Inner-city Sydney in the '90s. Yoga for me was synonymous with being a (failed) vegan, flirting with yoga teachers and drinking too many cups of soy chai. I dabbled in Iyengar classes; I gave Hatha a whirl. But it was just a mode of stretching for me, a chance to move my body and be part of a 'cool' community. It wasn't until I began a personal yoga practice 10 years later, in the privacy of my own home, that I began to have an inkling of what it means to do and be yoga.
Since then, I've stopped yoga for months, sometimes more. Two years ago, when I was grappling with a chronic illness, I was given a tailor-made practice by a teacher I trust, and now I've finally found my groove. Every morning, whatever is going on, wherever I need to be, whether I'm travelling or not, I get up and commit to my half hour. It's been astounding. I've started to understand that daily yoga is my way of deeply knowing who I am beyond labels and judgments, of cultivating compassion for myself and the entire world. It goes beyond the other exercise I do: beach sprints and weights and ocean swims. It offers self-insight in a way nothing else does.
I've also come to understand that yoga as we conceive of it in the Western world is mistaken.
We think of yoga primarily as asana, the pose. We're under the impression that it's just another form of exercise. We believe that yoga can be easily taught in a 45-minute session at the local gym. We accept that one-size-fits-all classes, whether they be a sweaty workout or a chilled nidra (yogic sleep), are adequate. We think yoga only works on one obvious level.
Yet asana is only one limb of the eightfold path. In The 'Yoga Sutras' of Patanjali (circa 400 A.D), this path is called ashtanga, literally the eight-limbed. It's a wise prescription for a better life, as incisive and relevant today as when it was written.
The other limbs are yama (ethics and behaviour), niyama (self-discipline and spiritual commitment), pranayama (breath control), pratyahara (focus and concentration), dhyana (meditation) and samadhi (the ultimate ecstasy, or transcending the self). Asana is the third limb; its purpose is to still the mind and ready the body for meditation. Yet on social media, a good-looking asana is touted as the ultimate goal. There is an emphasis on particular poses; the Holy Grail being a sufficiently challenging yet flattering contortion of the body.
And we use yoga to sell product, the same way we use sex.

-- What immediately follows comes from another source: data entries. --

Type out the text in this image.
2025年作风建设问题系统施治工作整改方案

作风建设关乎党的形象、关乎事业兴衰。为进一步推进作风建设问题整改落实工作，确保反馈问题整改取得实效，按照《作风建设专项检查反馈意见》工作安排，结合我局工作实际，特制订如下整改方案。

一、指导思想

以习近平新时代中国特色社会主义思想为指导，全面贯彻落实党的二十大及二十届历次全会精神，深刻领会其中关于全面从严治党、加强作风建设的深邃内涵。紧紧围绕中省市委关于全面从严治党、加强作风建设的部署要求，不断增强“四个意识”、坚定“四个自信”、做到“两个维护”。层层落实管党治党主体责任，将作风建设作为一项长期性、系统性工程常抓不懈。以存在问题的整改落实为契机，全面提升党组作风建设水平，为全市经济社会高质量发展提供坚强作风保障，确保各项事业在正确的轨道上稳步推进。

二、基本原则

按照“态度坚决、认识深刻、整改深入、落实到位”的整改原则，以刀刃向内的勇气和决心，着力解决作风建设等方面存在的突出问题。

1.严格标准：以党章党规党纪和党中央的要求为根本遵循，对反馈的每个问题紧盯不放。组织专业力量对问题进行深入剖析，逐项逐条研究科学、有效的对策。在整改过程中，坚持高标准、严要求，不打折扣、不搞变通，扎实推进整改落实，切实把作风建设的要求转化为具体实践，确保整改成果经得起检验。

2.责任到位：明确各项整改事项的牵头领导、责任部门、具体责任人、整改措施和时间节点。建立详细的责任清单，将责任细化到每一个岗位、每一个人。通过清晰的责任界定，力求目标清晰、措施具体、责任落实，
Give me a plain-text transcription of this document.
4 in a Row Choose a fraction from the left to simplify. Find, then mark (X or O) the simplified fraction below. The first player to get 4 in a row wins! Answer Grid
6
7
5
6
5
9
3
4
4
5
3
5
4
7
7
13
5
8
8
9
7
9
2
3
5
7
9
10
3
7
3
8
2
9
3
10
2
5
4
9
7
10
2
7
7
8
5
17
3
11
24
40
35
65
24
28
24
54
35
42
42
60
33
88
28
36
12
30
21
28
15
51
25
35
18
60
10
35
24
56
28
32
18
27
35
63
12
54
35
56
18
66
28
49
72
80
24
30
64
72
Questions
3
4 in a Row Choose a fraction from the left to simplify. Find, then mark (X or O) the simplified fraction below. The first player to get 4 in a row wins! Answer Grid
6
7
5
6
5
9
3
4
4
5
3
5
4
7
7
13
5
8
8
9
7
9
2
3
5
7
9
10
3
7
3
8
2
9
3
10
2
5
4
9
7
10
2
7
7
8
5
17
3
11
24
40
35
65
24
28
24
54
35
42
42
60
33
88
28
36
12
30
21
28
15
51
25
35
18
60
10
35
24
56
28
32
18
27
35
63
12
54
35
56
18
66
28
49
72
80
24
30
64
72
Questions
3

Adhering to the rules of mainstream advertising, yoga, like sex, has become something only thin, eroticised bodies can enjoy. The images we see in magazines or Instagram feeds are mostly those of middle-class, affluent, white men and women. Yoga has become a $16 billion a year industry in the United States alone, and you can choose from a smorgasbord of styles, as long as they conform to a rigid, standardised Western ideal.
Recently there has been an incremental shift. The African-American plus-size yogini, Jessamyn Stanley, takes photos of her yoga practice and posts them on social media, challenging our notions of beauty, fitness, self-love and acceptability. Sarah Harry is the first teacher in Australia to offer yoga for bigger bodies.
Sandy Stanley, a Californian writer and yoga teacher, looks to the future with both hope and trepidation. She says: "It is only when it isn't trendy anymore that we will begin to see what yoga will become in the West. It's a dilemma: I just hope I will still be able to make a living."
But for now, there's still a lucrative market for yoga and 'spirituality'. We're searching for something, whether that be a devotional tradition, a sense of belonging, or a chance at momentary equanimity. But it's only a soft-core, sexualised spirituality many of us have found, of Lululemon yoga pants, midriff-baring tops and Instagram likes.
Don't get me wrong. I don't have an issue with toned, beautiful bodies, nude or otherwise. But I do have an issue when a supposedly spiritual practice ends up looking like a spread out of Cosmopolitan magazine.
Yoga has become mainstream, and when any fringe movement enters popular culture, its message and power are in danger of being diluted. Body image and fitness have become the primary purpose of yoga in the West.
Why else do yoga teachers routinely advertise their classes with photos of themselves, backlit and lushly styled? Why else do their websites sell everything from coffee mugs to yoga blocks to pants? In India, there are no special 'yoga clothes'. Indians wear anything soft and loose to do yoga. So where exactly did our obsession with Spandex come from?
What is the fundamental essence of yoga? Peace. Freedom from the roots of suffering. Connection with the all and the infinite. Absolute simplicity.
All you need for yoga is yourself. It doesn't have to be in a 'sacred' space. You create the sanctity. You can practice in a quiet, incense-filled room, or conversely, in a crowded park. You can do yoga on a beach or in a hotel room. At the airport while you're waiting for a flight. In the car seat, waiting at a red light.
You don't have to make a big production of it. You don't need expensive clothes. You don't music or recorded mantras or a sweat-inducing, heated studio. You don't need to sweat at all (but you may, if you want to). You don't even need a mat.
You need heart, breath, body. And a bit of soul won't go amiss, either.